See, that's your problem Fruit - following other people's "huge trains of thought" and not doing any thinking for yourself. And it's pretty rich to accuse us of "denying trans people's experiences" when a) you've just ignored the women who tell you they are not radfems and b) the very essence of TA ideology wholly denies the material reality and lived experience of women.

There is a huge train of thought that us TERFS, as you so charmingly call us, should be raped, murdered and die in fires. It doesn't mean that it's a good train of thought. Critical thinking is not automatically hateful, can't you actually see how regressive that viewpoint is? 2 years ago I would NEVER have questioned trans ideology, because I didn't realise how harmful it was. I thought live and let live. I'm not motivated by anything other than a need to protect my own hard-won rights. Ideally a lot of us on here want to come to a middle ground with trans people - we want a solution that can accommodate the rights of everyone, without eroding the protections that women still desperately need. It is shameful of you to scold us in our efforts to do so. You seem to have absolutely nothing constructive to add whatsoever. Why are you here? To tell us what we've already heard a million times before? To play the hero? To feel superior? Why don't you help us find a solution, instead of slinging around insults that you know won't change our minds?

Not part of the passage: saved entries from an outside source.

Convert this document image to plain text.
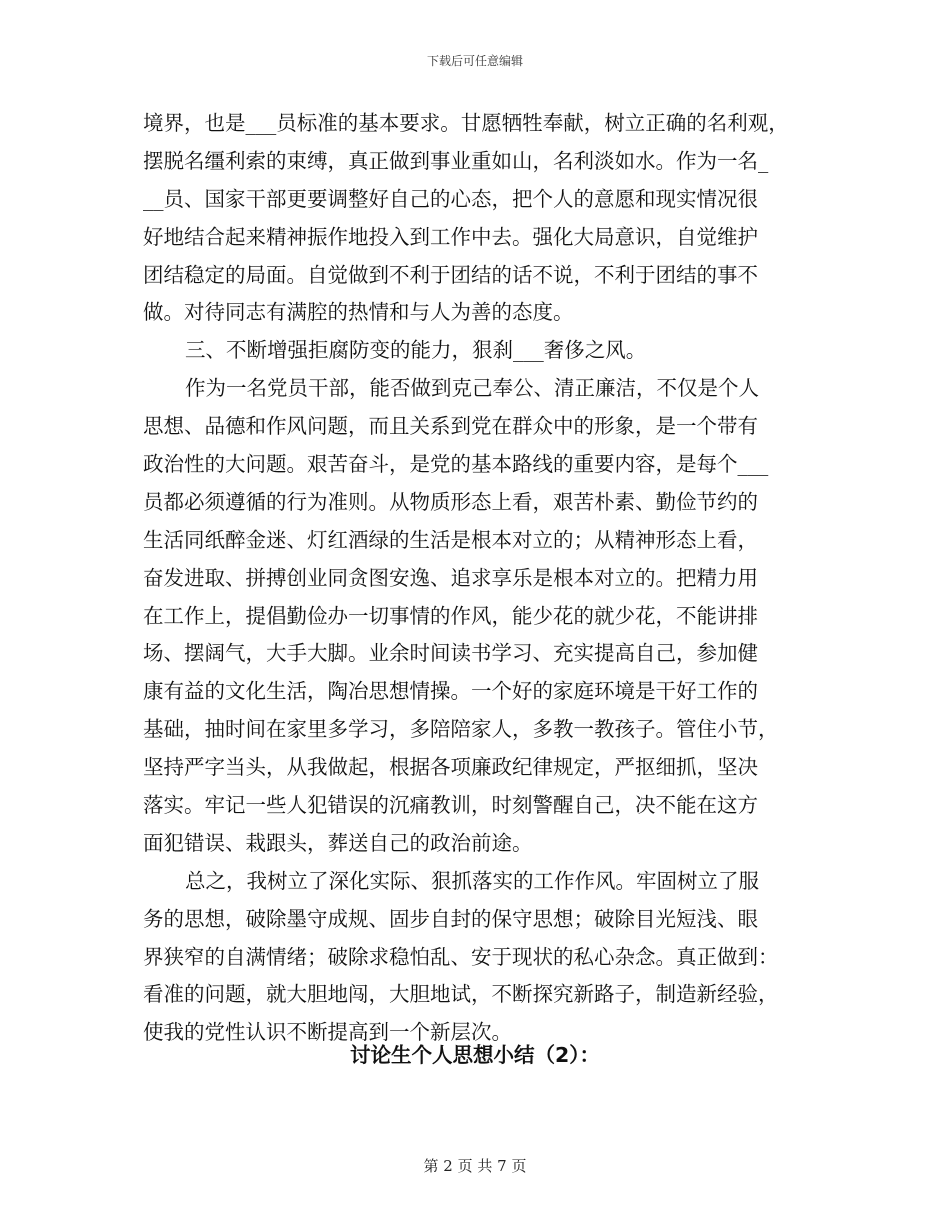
下载后可任意编辑
境界，也是___员标准的基本要求。甘愿牺牲奉献，树立正确的名利观，
摆脱名缰利索的束缚，真正做到事业重如山，名利淡如水。作为一名_
__员、国家干部更要调整好自己的心态，把个人的意愿和现实情况很
好地结合起来精神振作地投入到工作中去。强化大局意识，自觉维护
团结稳定的局面。自觉做到不利于团结的话不说，不利于团结的事不
做。对待同志有满腔的热情和与人为善的态度。
三、不断增强拒腐防变的能力，狠刹___奢侈之风。
作为一名党员干部，能否做到克己奉公、清正廉洁，不仅是个人
思想、品德和作风问题，而且关系到党在群众中的形象，是一个带有
政治性的大问题。艰苦奋斗，是党的基本路线的重要内容，是每个___
员都必须遵循的行为准则。从物质形态上看，艰苦朴素、勤俭节约的
生活同纸醉金迷、灯红酒绿的生活是根本对立的；从精神形态上看，
奋发进取、拼搏创业同贪图安逸、追求享乐是根本对立的。把精力用
在工作上，提倡勤俭办一切事情的作风，能少花的就少花，不能讲排
场、摆阔气，大手大脚。业余时间读书学习、充实提高自己，参加健
康有益的文化生活，陶冶思想情操。一个好的家庭环境是干好工作的
基础，抽时间在家里多学习，多陪陪家人，多教一教孩子。管住小节，
坚持严字当头，从我做起，根据各项廉政纪律规定，严抠细抓，坚决
落实。牢记一些人犯错误的沉痛教训，时刻警醒自己，决不能在这方
面犯错误、栽跟头，葬送自己的政治前途。
总之，我树立了深化实际、狠抓落实的工作作风。牢固树立了服
务的思想，破除墨守成规、固步自封的保守思想；破除目光短浅、眼
界狭窄的自满情绪；破除求稳怕乱、安于现状的私心杂念。真正做到：
看准的问题，就大胆地闯，大胆地试，不断探究新路子，制造新经验，
使我的党性认识不断提高到一个新层次。
讨论生个人思想小结（2）：
第 2 页 共 7 页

MatildaOfTuscany · 02/09/2016 07:44

Fruit, I'm not suprised you clearly (as evidenced by your posts) don't understand what gender critical means if you're basing it on articles like that pile of shit. I scanned it quickly - it opens by simply asserting "Gender Critical Feminism (GCF) is a euphemism for Trans Exclusionary Radical Feminism (TERF)", then goes on to argue that GCF (sic) posits some form of biological essentialism. No, no, no, that's the whole point that they've got back to front - gender critical views reject the idea that biology (which is binary, that's just how the world is - just like it's round and it goes round the sun) determines neat little bundles of personality traits that go with XX and XY chromosomes. The whole point of being gender critical is to point out that these bundles of personality traits (nurturing, good at languages, ...blah blah) are put together by social pressures, are culturally and historically variable (Medieval England - weaving is a man's job; 19th century Navajo society - weaving is a woman's job) and crucially, function as a mechanism of oppression.

In fact, if anything it is a certain subset of transactivists who are wedded to biological determinism - because unless there are such things as intrinsically feminine characteristics and/or lady-brains, there is no "normal gender" relative to which they can say "see, I really am a woman in the most important sense... my chromosomes are irrelevant."